Amelia Nierenberg, a London-based reporter, brings her great-grandmother’s opera glasses whenever she goes to the Met in New York. Though maybe not a full-length gown.
July 10, 2025Updated 12:25 p.m. ET
Few operagoers still button up tuxedos or roll on elbow-length gloves for a performance, as many venues have relaxed their dress codes. But tank tops, flip-flops and shorts?

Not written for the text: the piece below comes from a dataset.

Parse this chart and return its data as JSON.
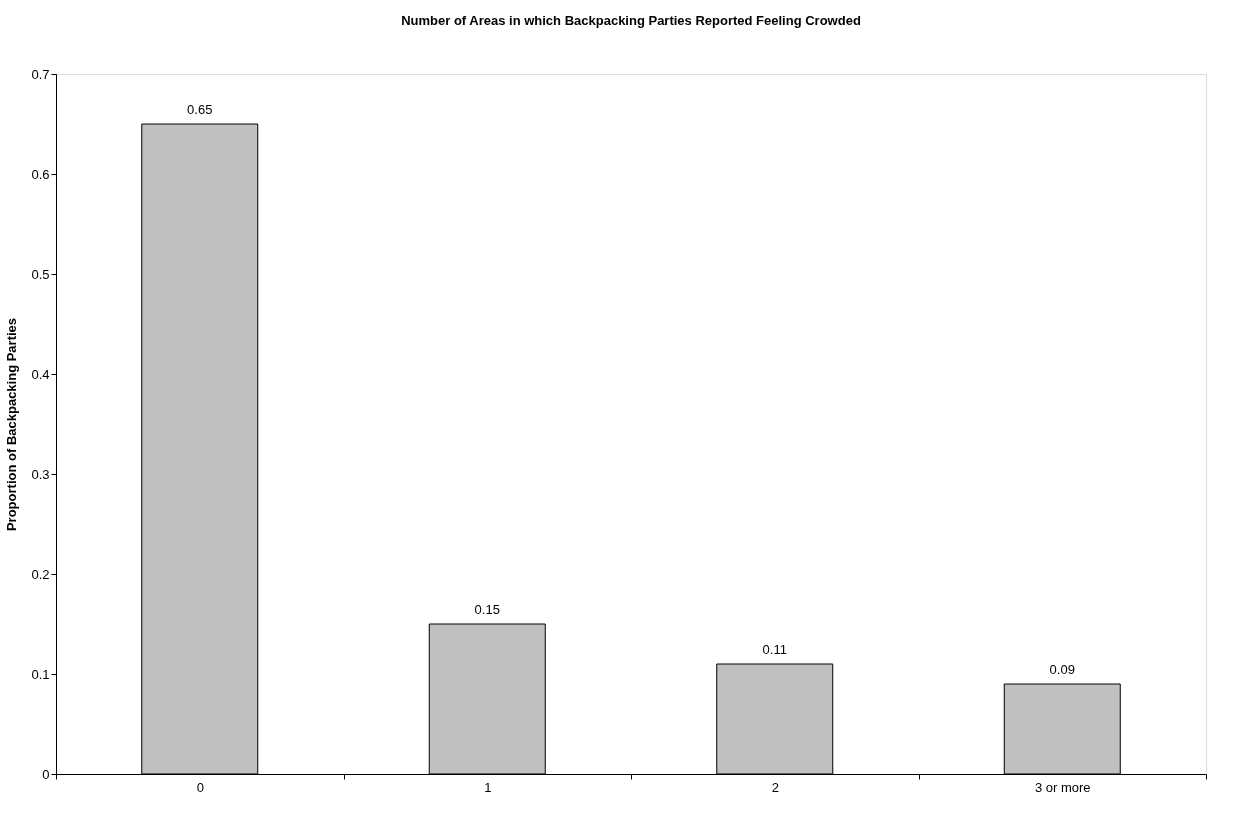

That’s where Teatro alla Scala, the storied Milan opera house commonly known as La Scala, draws the line.
The venue is stepping up the enforcement of its dress code this summer, reminding patrons via signs in the foyer to dress “in keeping with the decorum of the theater.” The underdressed will not be allowed inside, according to its policy, which is also printed on tickets, nor will they be reimbursed.
“In order not to exclude anyone, it is necessary to establish some minimum rules,” Paolo Besana, a La Scala spokesman, wrote in an email.

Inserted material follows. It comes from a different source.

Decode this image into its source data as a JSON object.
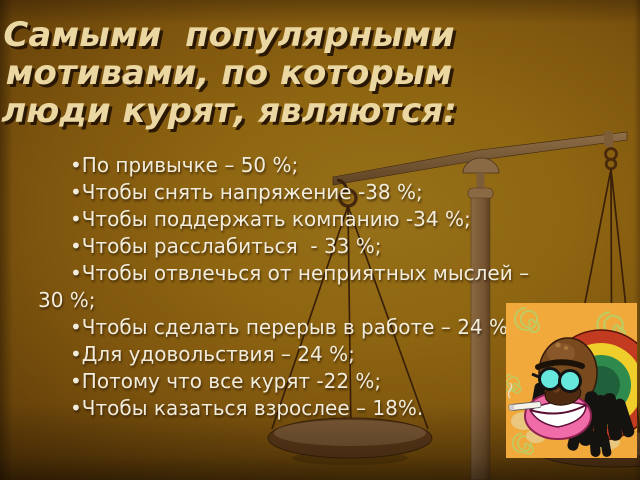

La Scala is the latest European opera to find itself in a sartorial bind as it tries to both court younger patrons and maintain the frisson of a fancy experience.
“For people who go to the opera occasionally, it is — by definition — something of an occasion,” said John Allison, the editor of Opera With Opera News, who said he had no personal issue going in jeans. “That can be interpreted however people like.”